Published in: Nature Protocols
Authors: Tadayuki Iwase, Kimihiro Ito, Takashi Nishimura, Kei Miyakawa, Akihide Ryo, Hisataka Kobayashi, Makoto Mitsunaga
Microbial pathogens, including bacteria, fungi and viruses, can develop resistance to clinically used drugs; therefore, finding new therapeutic agents is an ongoing challenge. Recently, we reported the photoimmuno-antimicrobial strategy (PIAS), a type of photoimmunotechnology, that enables molecularly targeted elimination of a wide range of microbes, including the viral pathogen severe acute respiratory syndrome coronavirus 2 and the multidrug-resistant bacterial pathogen methicillin-resistant Staphylococcus aureus (MRSA). PIAS works in the same way as photoimmunotherapy (PIT), which has been used to treat recurrent head and neck cancer in Japan since 2020. Both PIAS and PIT use a monoclonal antibody conjugated to a phthalocyanine derivative dye that undergoes a shape change when photoactivated.
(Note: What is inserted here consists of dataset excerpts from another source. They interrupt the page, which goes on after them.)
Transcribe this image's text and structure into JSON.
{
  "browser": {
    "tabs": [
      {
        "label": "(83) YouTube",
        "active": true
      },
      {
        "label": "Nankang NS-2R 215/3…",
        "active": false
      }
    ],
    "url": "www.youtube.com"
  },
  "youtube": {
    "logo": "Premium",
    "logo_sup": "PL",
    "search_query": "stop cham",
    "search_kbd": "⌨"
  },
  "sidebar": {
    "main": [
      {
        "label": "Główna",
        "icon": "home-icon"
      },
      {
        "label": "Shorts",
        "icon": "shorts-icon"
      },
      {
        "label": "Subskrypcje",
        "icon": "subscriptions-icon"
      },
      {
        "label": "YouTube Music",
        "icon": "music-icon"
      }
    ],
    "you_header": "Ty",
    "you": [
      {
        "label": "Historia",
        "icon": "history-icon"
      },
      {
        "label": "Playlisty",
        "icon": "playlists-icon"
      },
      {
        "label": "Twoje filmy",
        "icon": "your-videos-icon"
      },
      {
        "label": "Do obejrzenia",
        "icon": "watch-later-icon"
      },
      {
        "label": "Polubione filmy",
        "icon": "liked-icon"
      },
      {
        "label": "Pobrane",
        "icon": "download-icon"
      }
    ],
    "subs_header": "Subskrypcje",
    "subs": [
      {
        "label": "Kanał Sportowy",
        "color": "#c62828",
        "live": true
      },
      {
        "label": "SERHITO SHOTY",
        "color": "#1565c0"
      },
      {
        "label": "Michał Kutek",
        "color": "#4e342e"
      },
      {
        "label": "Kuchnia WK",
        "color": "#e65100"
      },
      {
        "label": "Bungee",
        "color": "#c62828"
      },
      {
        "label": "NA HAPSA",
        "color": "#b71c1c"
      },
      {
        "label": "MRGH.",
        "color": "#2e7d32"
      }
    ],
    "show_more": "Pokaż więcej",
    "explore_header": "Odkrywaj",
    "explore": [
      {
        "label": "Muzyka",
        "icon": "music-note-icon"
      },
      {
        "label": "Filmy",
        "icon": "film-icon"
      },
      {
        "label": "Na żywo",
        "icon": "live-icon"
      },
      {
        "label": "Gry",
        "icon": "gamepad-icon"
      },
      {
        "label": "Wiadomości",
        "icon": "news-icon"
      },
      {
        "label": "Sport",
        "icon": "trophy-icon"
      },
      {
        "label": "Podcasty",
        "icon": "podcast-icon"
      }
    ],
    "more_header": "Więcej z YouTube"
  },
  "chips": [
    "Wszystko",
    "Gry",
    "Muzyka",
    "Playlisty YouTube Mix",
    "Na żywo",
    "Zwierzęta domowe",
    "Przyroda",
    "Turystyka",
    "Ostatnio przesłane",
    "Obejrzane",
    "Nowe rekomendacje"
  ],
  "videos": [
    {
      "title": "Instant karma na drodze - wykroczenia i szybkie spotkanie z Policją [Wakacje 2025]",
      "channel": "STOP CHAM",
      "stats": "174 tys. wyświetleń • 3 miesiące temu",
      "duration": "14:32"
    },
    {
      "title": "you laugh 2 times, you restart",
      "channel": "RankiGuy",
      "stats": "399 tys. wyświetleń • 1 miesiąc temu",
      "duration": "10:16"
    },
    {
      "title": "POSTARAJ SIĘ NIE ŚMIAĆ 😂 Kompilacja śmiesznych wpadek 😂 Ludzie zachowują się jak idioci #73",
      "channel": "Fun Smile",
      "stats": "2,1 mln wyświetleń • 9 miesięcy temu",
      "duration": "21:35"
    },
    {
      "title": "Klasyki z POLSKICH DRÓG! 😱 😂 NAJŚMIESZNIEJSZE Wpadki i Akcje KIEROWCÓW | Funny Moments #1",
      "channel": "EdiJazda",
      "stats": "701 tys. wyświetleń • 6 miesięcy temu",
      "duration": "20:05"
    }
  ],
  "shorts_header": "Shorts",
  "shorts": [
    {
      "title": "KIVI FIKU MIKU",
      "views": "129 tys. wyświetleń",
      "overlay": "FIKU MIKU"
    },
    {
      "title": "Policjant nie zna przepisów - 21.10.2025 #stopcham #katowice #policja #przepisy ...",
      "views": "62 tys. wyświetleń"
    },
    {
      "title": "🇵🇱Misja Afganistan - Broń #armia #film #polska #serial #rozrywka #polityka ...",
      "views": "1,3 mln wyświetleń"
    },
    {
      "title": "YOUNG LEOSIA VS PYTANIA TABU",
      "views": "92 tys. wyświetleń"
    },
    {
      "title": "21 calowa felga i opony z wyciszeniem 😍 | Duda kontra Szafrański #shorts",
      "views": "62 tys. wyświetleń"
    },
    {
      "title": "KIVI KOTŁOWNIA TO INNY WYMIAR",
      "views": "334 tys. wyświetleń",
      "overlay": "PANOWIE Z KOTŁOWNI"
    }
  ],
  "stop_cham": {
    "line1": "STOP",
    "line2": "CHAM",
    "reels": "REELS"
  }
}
This shape change induces a structural change in the antibody–dye conjugate, resulting in physical stress within the binding sites of the conjugate and disrupting them. Therefore, targeting accuracy and flexibility can be determined based on the specificity of the antibody used. In this protocol, we describe how to design a treatment strategy, label monoclonal antibodies with the dye and characterize the products. We provide detailed examples of how to set up and perform PIAS and PIT applications in vitro and in vivo. These examples are PIAS against microbes using MRSA as a representative subject, PIAS against viruses using severe acute respiratory syndrome coronavirus 2 in VeroE6/TMPRSS2 cells, PIAS against MRSA-infected animals, and in vitro and in vivo PIT against cancer cells. The in vitro and in vivo protocols can be completed in ~3 h and 2 weeks, respectively.